Theo Plowman, Assistant Director, British Property Foundation, said: “This report reinforces the growing evidence that Build to Rent plays a crucial role in supporting the private rented sector, particularly in London. BtR is essential for middle-income households, offering safe, high-quality, and secure accommodation. It is therefore deeply concerning to see a decline in construction starts. Despite repeated warnings about the challenges impacting the pipeline issues persist, especially with how London boroughs are implementing policies for BtR and the increasing difficulty of making projects financially viable.”

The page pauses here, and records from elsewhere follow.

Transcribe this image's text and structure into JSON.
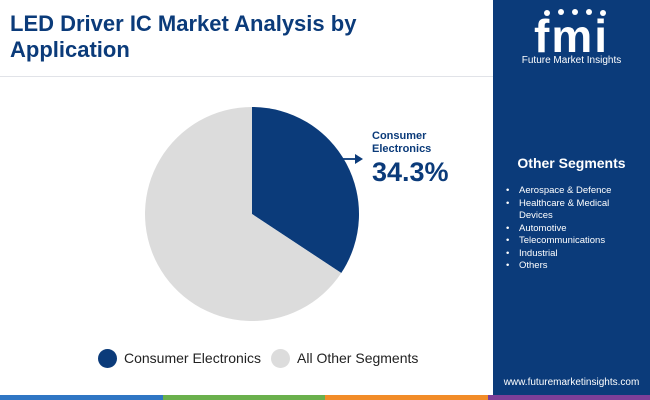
{
  "title": "LED Driver IC Market Analysis by Application",
  "chart_data": {
    "type": "pie",
    "title": "LED Driver IC Market Analysis by Application",
    "slices": [
      {
        "label": "Consumer Electronics",
        "value": 34.3,
        "color": "#0b3b7a"
      },
      {
        "label": "All Other Segments",
        "value": 65.7,
        "color": "#dcdcdc"
      }
    ],
    "callout": {
      "label": "Consumer Electronics",
      "value_text": "34.3%"
    },
    "legend_position": "bottom"
  },
  "legend": [
    {
      "label": "Consumer Electronics",
      "color": "#0b3b7a"
    },
    {
      "label": "All Other Segments",
      "color": "#dcdcdc"
    }
  ],
  "sidebar": {
    "logo_text": "Future Market Insights",
    "logo_icon": "fmi-logo",
    "segments_title": "Other Segments",
    "segments": [
      "Aerospace & Defence",
      "Healthcare & Medical Devices",
      "Automotive",
      "Telecommunications",
      "Industrial",
      "Others"
    ],
    "bullet": "•",
    "website": "www.futuremarketinsights.com"
  },
  "colors": {
    "brand_navy": "#0b3b7a",
    "slice_grey": "#dcdcdc",
    "bottom_bar": [
      "#2f76c4",
      "#6ab04c",
      "#f28c28",
      "#7d3f98"
    ]
  }
}
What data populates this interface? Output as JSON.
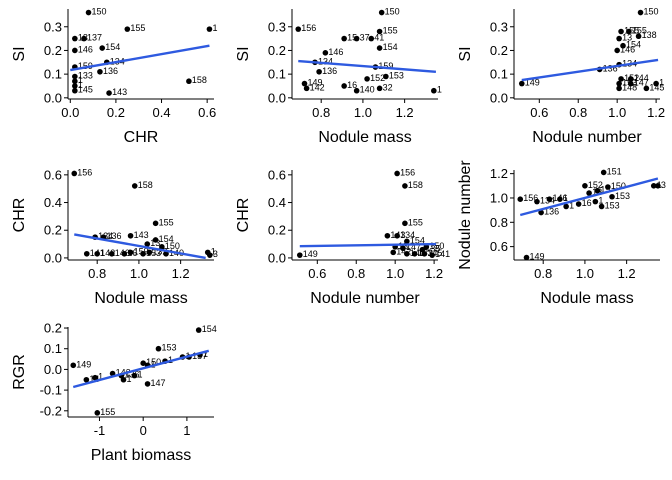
{
  "chart_data": [
    {
      "type": "scatter",
      "xlabel": "CHR",
      "ylabel": "SI",
      "xlim": [
        -0.01,
        0.63
      ],
      "ylim": [
        -0.005,
        0.375
      ],
      "xticks": [
        {
          "v": 0.0,
          "label": "0.0"
        },
        {
          "v": 0.2,
          "label": "0.2"
        },
        {
          "v": 0.4,
          "label": "0.4"
        },
        {
          "v": 0.6,
          "label": "0.6"
        }
      ],
      "yticks": [
        {
          "v": 0.0,
          "label": "0.0"
        },
        {
          "v": 0.1,
          "label": "0.1"
        },
        {
          "v": 0.2,
          "label": "0.2"
        },
        {
          "v": 0.3,
          "label": "0.3"
        }
      ],
      "fit": {
        "x": [
          0.0,
          0.61
        ],
        "y": [
          0.117,
          0.22
        ]
      },
      "points": [
        {
          "x": 0.08,
          "y": 0.36,
          "label": "150"
        },
        {
          "x": 0.25,
          "y": 0.29,
          "label": "155"
        },
        {
          "x": 0.61,
          "y": 0.29,
          "label": "1"
        },
        {
          "x": 0.02,
          "y": 0.25,
          "label": "13"
        },
        {
          "x": 0.06,
          "y": 0.25,
          "label": "137"
        },
        {
          "x": 0.02,
          "y": 0.2,
          "label": "146"
        },
        {
          "x": 0.14,
          "y": 0.21,
          "label": "154"
        },
        {
          "x": 0.02,
          "y": 0.13,
          "label": "159"
        },
        {
          "x": 0.16,
          "y": 0.15,
          "label": "134"
        },
        {
          "x": 0.13,
          "y": 0.11,
          "label": "136"
        },
        {
          "x": 0.02,
          "y": 0.09,
          "label": "133"
        },
        {
          "x": 0.02,
          "y": 0.07,
          "label": "1"
        },
        {
          "x": 0.02,
          "y": 0.05,
          "label": "1"
        },
        {
          "x": 0.02,
          "y": 0.03,
          "label": "145"
        },
        {
          "x": 0.52,
          "y": 0.07,
          "label": "158"
        },
        {
          "x": 0.17,
          "y": 0.02,
          "label": "143"
        }
      ]
    },
    {
      "type": "scatter",
      "xlabel": "Nodule mass",
      "ylabel": "SI",
      "xlim": [
        0.66,
        1.36
      ],
      "ylim": [
        -0.005,
        0.375
      ],
      "xticks": [
        {
          "v": 0.8,
          "label": "0.8"
        },
        {
          "v": 1.0,
          "label": "1.0"
        },
        {
          "v": 1.2,
          "label": "1.2"
        }
      ],
      "yticks": [
        {
          "v": 0.0,
          "label": "0.0"
        },
        {
          "v": 0.1,
          "label": "0.1"
        },
        {
          "v": 0.2,
          "label": "0.2"
        },
        {
          "v": 0.3,
          "label": "0.3"
        }
      ],
      "fit": {
        "x": [
          0.69,
          1.35
        ],
        "y": [
          0.155,
          0.11
        ]
      },
      "points": [
        {
          "x": 1.09,
          "y": 0.36,
          "label": "150"
        },
        {
          "x": 0.69,
          "y": 0.29,
          "label": "156"
        },
        {
          "x": 1.08,
          "y": 0.28,
          "label": "155"
        },
        {
          "x": 0.91,
          "y": 0.25,
          "label": "15"
        },
        {
          "x": 0.97,
          "y": 0.25,
          "label": "37"
        },
        {
          "x": 1.04,
          "y": 0.25,
          "label": "41"
        },
        {
          "x": 0.82,
          "y": 0.19,
          "label": "146"
        },
        {
          "x": 1.08,
          "y": 0.21,
          "label": "154"
        },
        {
          "x": 0.77,
          "y": 0.15,
          "label": "134"
        },
        {
          "x": 1.06,
          "y": 0.13,
          "label": "159"
        },
        {
          "x": 0.79,
          "y": 0.11,
          "label": "136"
        },
        {
          "x": 1.02,
          "y": 0.08,
          "label": "152"
        },
        {
          "x": 1.11,
          "y": 0.09,
          "label": "153"
        },
        {
          "x": 0.72,
          "y": 0.06,
          "label": "149"
        },
        {
          "x": 0.73,
          "y": 0.04,
          "label": "142"
        },
        {
          "x": 0.91,
          "y": 0.05,
          "label": "16"
        },
        {
          "x": 0.97,
          "y": 0.03,
          "label": "140"
        },
        {
          "x": 1.08,
          "y": 0.04,
          "label": "32"
        },
        {
          "x": 1.34,
          "y": 0.03,
          "label": "1"
        }
      ]
    },
    {
      "type": "scatter",
      "xlabel": "Nodule number",
      "ylabel": "SI",
      "xlim": [
        0.47,
        1.22
      ],
      "ylim": [
        -0.005,
        0.375
      ],
      "xticks": [
        {
          "v": 0.6,
          "label": "0.6"
        },
        {
          "v": 0.8,
          "label": "0.8"
        },
        {
          "v": 1.0,
          "label": "1.0"
        },
        {
          "v": 1.2,
          "label": "1.2"
        }
      ],
      "yticks": [
        {
          "v": 0.0,
          "label": "0.0"
        },
        {
          "v": 0.1,
          "label": "0.1"
        },
        {
          "v": 0.2,
          "label": "0.2"
        },
        {
          "v": 0.3,
          "label": "0.3"
        }
      ],
      "fit": {
        "x": [
          0.51,
          1.21
        ],
        "y": [
          0.075,
          0.16
        ]
      },
      "points": [
        {
          "x": 1.12,
          "y": 0.36,
          "label": "150"
        },
        {
          "x": 1.02,
          "y": 0.28,
          "label": "155"
        },
        {
          "x": 1.06,
          "y": 0.28,
          "label": "155"
        },
        {
          "x": 1.11,
          "y": 0.26,
          "label": "138"
        },
        {
          "x": 1.01,
          "y": 0.25,
          "label": "13"
        },
        {
          "x": 1.03,
          "y": 0.22,
          "label": "154"
        },
        {
          "x": 1.0,
          "y": 0.2,
          "label": "146"
        },
        {
          "x": 1.01,
          "y": 0.14,
          "label": "134"
        },
        {
          "x": 0.91,
          "y": 0.12,
          "label": "136"
        },
        {
          "x": 1.02,
          "y": 0.08,
          "label": "152"
        },
        {
          "x": 1.07,
          "y": 0.08,
          "label": "144"
        },
        {
          "x": 1.01,
          "y": 0.06,
          "label": "153"
        },
        {
          "x": 1.07,
          "y": 0.06,
          "label": "147"
        },
        {
          "x": 1.01,
          "y": 0.04,
          "label": "148"
        },
        {
          "x": 1.15,
          "y": 0.04,
          "label": "145"
        },
        {
          "x": 1.2,
          "y": 0.06,
          "label": "1"
        },
        {
          "x": 0.51,
          "y": 0.06,
          "label": "149"
        }
      ]
    },
    {
      "type": "scatter",
      "xlabel": "Nodule mass",
      "ylabel": "CHR",
      "xlim": [
        0.66,
        1.36
      ],
      "ylim": [
        -0.015,
        0.635
      ],
      "xticks": [
        {
          "v": 0.8,
          "label": "0.8"
        },
        {
          "v": 1.0,
          "label": "1.0"
        },
        {
          "v": 1.2,
          "label": "1.2"
        }
      ],
      "yticks": [
        {
          "v": 0.0,
          "label": "0.0"
        },
        {
          "v": 0.2,
          "label": "0.2"
        },
        {
          "v": 0.4,
          "label": "0.4"
        },
        {
          "v": 0.6,
          "label": "0.6"
        }
      ],
      "fit": {
        "x": [
          0.69,
          1.32
        ],
        "y": [
          0.17,
          0.0
        ]
      },
      "points": [
        {
          "x": 0.69,
          "y": 0.61,
          "label": "156"
        },
        {
          "x": 0.98,
          "y": 0.52,
          "label": "158"
        },
        {
          "x": 1.08,
          "y": 0.25,
          "label": "155"
        },
        {
          "x": 0.79,
          "y": 0.15,
          "label": "134"
        },
        {
          "x": 0.83,
          "y": 0.15,
          "label": "136"
        },
        {
          "x": 0.96,
          "y": 0.16,
          "label": "143"
        },
        {
          "x": 1.08,
          "y": 0.13,
          "label": "154"
        },
        {
          "x": 1.11,
          "y": 0.08,
          "label": "150"
        },
        {
          "x": 1.04,
          "y": 0.1,
          "label": "13"
        },
        {
          "x": 0.75,
          "y": 0.03,
          "label": "141"
        },
        {
          "x": 0.8,
          "y": 0.03,
          "label": "142"
        },
        {
          "x": 0.87,
          "y": 0.03,
          "label": "146"
        },
        {
          "x": 0.93,
          "y": 0.03,
          "label": "16"
        },
        {
          "x": 0.96,
          "y": 0.04,
          "label": "159"
        },
        {
          "x": 1.02,
          "y": 0.03,
          "label": "153"
        },
        {
          "x": 1.05,
          "y": 0.04,
          "label": "132"
        },
        {
          "x": 1.13,
          "y": 0.03,
          "label": "140"
        },
        {
          "x": 1.33,
          "y": 0.04,
          "label": "1"
        },
        {
          "x": 1.34,
          "y": 0.02,
          "label": "3"
        }
      ]
    },
    {
      "type": "scatter",
      "xlabel": "Nodule number",
      "ylabel": "CHR",
      "xlim": [
        0.47,
        1.22
      ],
      "ylim": [
        -0.015,
        0.635
      ],
      "xticks": [
        {
          "v": 0.6,
          "label": "0.6"
        },
        {
          "v": 0.8,
          "label": "0.8"
        },
        {
          "v": 1.0,
          "label": "1.0"
        },
        {
          "v": 1.2,
          "label": "1.2"
        }
      ],
      "yticks": [
        {
          "v": 0.0,
          "label": "0.0"
        },
        {
          "v": 0.2,
          "label": "0.2"
        },
        {
          "v": 0.4,
          "label": "0.4"
        },
        {
          "v": 0.6,
          "label": "0.6"
        }
      ],
      "fit": {
        "x": [
          0.51,
          1.21
        ],
        "y": [
          0.085,
          0.1
        ]
      },
      "points": [
        {
          "x": 1.01,
          "y": 0.61,
          "label": "156"
        },
        {
          "x": 1.05,
          "y": 0.52,
          "label": "158"
        },
        {
          "x": 1.05,
          "y": 0.25,
          "label": "155"
        },
        {
          "x": 0.96,
          "y": 0.16,
          "label": "143"
        },
        {
          "x": 1.01,
          "y": 0.16,
          "label": "134"
        },
        {
          "x": 1.06,
          "y": 0.12,
          "label": "154"
        },
        {
          "x": 1.0,
          "y": 0.08,
          "label": "13"
        },
        {
          "x": 1.04,
          "y": 0.07,
          "label": "147"
        },
        {
          "x": 1.16,
          "y": 0.08,
          "label": "150"
        },
        {
          "x": 1.14,
          "y": 0.06,
          "label": "135"
        },
        {
          "x": 0.99,
          "y": 0.04,
          "label": "142"
        },
        {
          "x": 1.06,
          "y": 0.03,
          "label": "140"
        },
        {
          "x": 1.1,
          "y": 0.03,
          "label": "153"
        },
        {
          "x": 1.15,
          "y": 0.03,
          "label": "145"
        },
        {
          "x": 1.19,
          "y": 0.02,
          "label": "141"
        },
        {
          "x": 0.51,
          "y": 0.02,
          "label": "149"
        }
      ]
    },
    {
      "type": "scatter",
      "xlabel": "Nodule mass",
      "ylabel": "Nodule number",
      "xlim": [
        0.66,
        1.36
      ],
      "ylim": [
        0.49,
        1.23
      ],
      "xticks": [
        {
          "v": 0.8,
          "label": "0.8"
        },
        {
          "v": 1.0,
          "label": "1.0"
        },
        {
          "v": 1.2,
          "label": "1.2"
        }
      ],
      "yticks": [
        {
          "v": 0.6,
          "label": "0.6"
        },
        {
          "v": 0.8,
          "label": "0.8"
        },
        {
          "v": 1.0,
          "label": "1.0"
        },
        {
          "v": 1.2,
          "label": "1.2"
        }
      ],
      "fit": {
        "x": [
          0.69,
          1.35
        ],
        "y": [
          0.86,
          1.16
        ]
      },
      "points": [
        {
          "x": 1.09,
          "y": 1.21,
          "label": "151"
        },
        {
          "x": 0.69,
          "y": 0.99,
          "label": "156"
        },
        {
          "x": 0.77,
          "y": 0.97,
          "label": "134"
        },
        {
          "x": 0.83,
          "y": 0.99,
          "label": "146"
        },
        {
          "x": 0.88,
          "y": 0.99,
          "label": "1"
        },
        {
          "x": 0.79,
          "y": 0.88,
          "label": "136"
        },
        {
          "x": 0.91,
          "y": 0.93,
          "label": "1"
        },
        {
          "x": 0.97,
          "y": 0.95,
          "label": "16"
        },
        {
          "x": 1.0,
          "y": 1.1,
          "label": "152"
        },
        {
          "x": 1.02,
          "y": 1.04,
          "label": "13"
        },
        {
          "x": 1.06,
          "y": 1.06,
          "label": "15"
        },
        {
          "x": 1.11,
          "y": 1.09,
          "label": "150"
        },
        {
          "x": 1.13,
          "y": 1.01,
          "label": "153"
        },
        {
          "x": 1.08,
          "y": 0.93,
          "label": "153"
        },
        {
          "x": 1.05,
          "y": 0.97,
          "label": "1"
        },
        {
          "x": 1.33,
          "y": 1.1,
          "label": "1"
        },
        {
          "x": 1.35,
          "y": 1.1,
          "label": "3"
        },
        {
          "x": 0.72,
          "y": 0.51,
          "label": "149"
        }
      ]
    },
    {
      "type": "scatter",
      "xlabel": "Plant biomass",
      "ylabel": "RGR",
      "xlim": [
        -1.72,
        1.62
      ],
      "ylim": [
        -0.23,
        0.205
      ],
      "xticks": [
        {
          "v": -1,
          "label": "-1"
        },
        {
          "v": 0,
          "label": "0"
        },
        {
          "v": 1,
          "label": "1"
        }
      ],
      "yticks": [
        {
          "v": -0.2,
          "label": "-0.2"
        },
        {
          "v": -0.1,
          "label": "-0.1"
        },
        {
          "v": 0.0,
          "label": "0.0"
        },
        {
          "v": 0.1,
          "label": "0.1"
        },
        {
          "v": 0.2,
          "label": "0.2"
        }
      ],
      "fit": {
        "x": [
          -1.6,
          1.5
        ],
        "y": [
          -0.085,
          0.09
        ]
      },
      "points": [
        {
          "x": 1.27,
          "y": 0.19,
          "label": "154"
        },
        {
          "x": 0.35,
          "y": 0.1,
          "label": "153"
        },
        {
          "x": -1.6,
          "y": 0.02,
          "label": "149"
        },
        {
          "x": -1.3,
          "y": -0.05,
          "label": "14"
        },
        {
          "x": -1.1,
          "y": -0.04,
          "label": "1"
        },
        {
          "x": -0.7,
          "y": -0.02,
          "label": "142"
        },
        {
          "x": -0.5,
          "y": -0.03,
          "label": "136"
        },
        {
          "x": -0.45,
          "y": -0.05,
          "label": "1"
        },
        {
          "x": -0.2,
          "y": -0.03,
          "label": "1"
        },
        {
          "x": 0.0,
          "y": 0.03,
          "label": "150"
        },
        {
          "x": 0.1,
          "y": 0.02,
          "label": "1"
        },
        {
          "x": 0.5,
          "y": 0.04,
          "label": "1"
        },
        {
          "x": 0.9,
          "y": 0.06,
          "label": "1"
        },
        {
          "x": 1.05,
          "y": 0.06,
          "label": "157"
        },
        {
          "x": 1.3,
          "y": 0.07,
          "label": "1"
        },
        {
          "x": 0.1,
          "y": -0.07,
          "label": "147"
        },
        {
          "x": -1.05,
          "y": -0.21,
          "label": "155"
        }
      ]
    }
  ]
}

Sandra Jones, Managing Director at PriceHubble, said: “This is the fifth year in which we have conducted this research and the findings are more robust each year as the sample grows. This independent research was designed to explore whether the BtR sector caters for a narrow segment of the renter population but it has consistently found that the type of people choosing to live in BtR mirror the wider private rental sector surprisingly closely. This demonstrates that the BtR sector has a key role to play in meeting the needs of the wider rental population and addressing the challenges of supply.”

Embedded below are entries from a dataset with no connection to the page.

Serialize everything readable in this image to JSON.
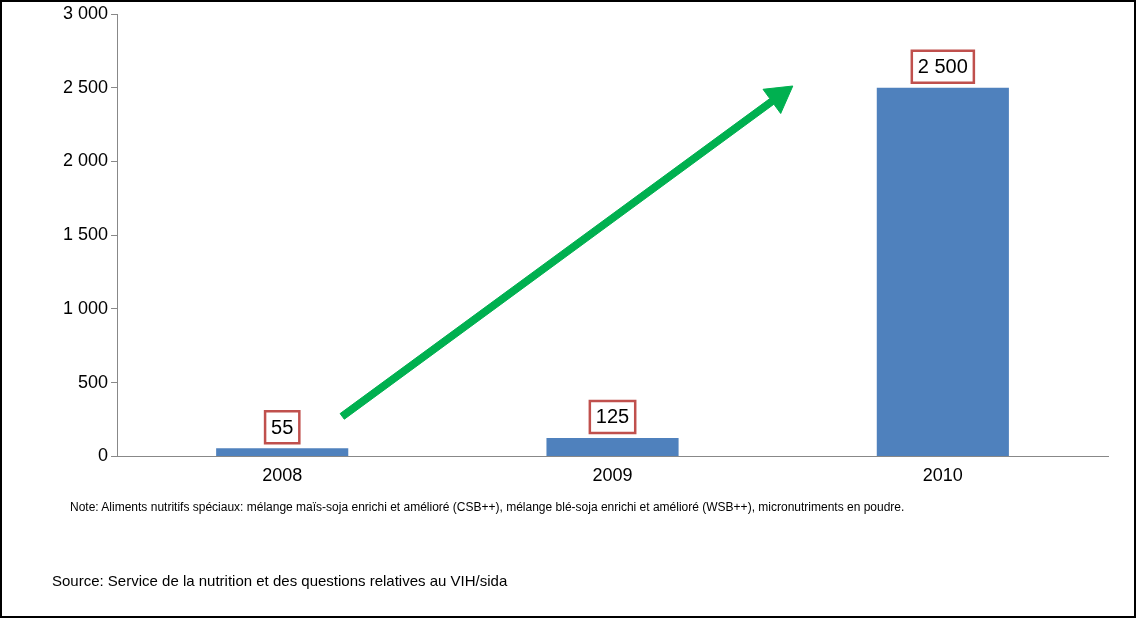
{
  "chart_data": {
    "type": "bar",
    "categories": [
      "2008",
      "2009",
      "2010"
    ],
    "values": [
      55,
      125,
      2500
    ],
    "value_labels": [
      "55",
      "125",
      "2 500"
    ],
    "color": "#4f81bd",
    "ylim": [
      0,
      3000
    ],
    "yticks": [
      {
        "value": 0,
        "label": "0"
      },
      {
        "value": 500,
        "label": "500"
      },
      {
        "value": 1000,
        "label": "1 000"
      },
      {
        "value": 1500,
        "label": "1 500"
      },
      {
        "value": 2000,
        "label": "2 000"
      },
      {
        "value": 2500,
        "label": "2 500"
      },
      {
        "value": 3000,
        "label": "3 000"
      }
    ],
    "grid": false,
    "legend": false,
    "annotations": [
      "Note: Aliments nutritifs spéciaux: mélange maïs-soja enrichi et amélioré (CSB++), mélange blé-soja enrichi et amélioré (WSB++), micronutriments en poudre.",
      "Source: Service de la nutrition et des questions relatives au VIH/sida"
    ]
  }
}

Brendan Geraghty, CEO at The Association for Rental Living, said: “In this latest report, the fourth edition, we see evidence of the continuous close alignment of the Build to Rent sector with the Private Rented Sector, providing homes to all types of Londoners regardless of their age, income, or employment. We welcome these findings which reinforce the consistent and predictable nature of the Build to Rent proposition – hallmarks of its success and appeal.
“The double-digit growth in the completion of new Build to Rent homes in London also detailed in the report is encouraging, yet the fall in homes under construction underscores the ongoing need to push housing to the top of the agenda. We know the Government’s housebuilding plans are ambitious, but we all must work together to change the status quo and seek to deliver. The Build to Rent sector has a huge volume of capital ready to be deployed and we continue to call on the Government to take action to attract investment, for example by the reinstatement of Multiple Dwellings Relief.”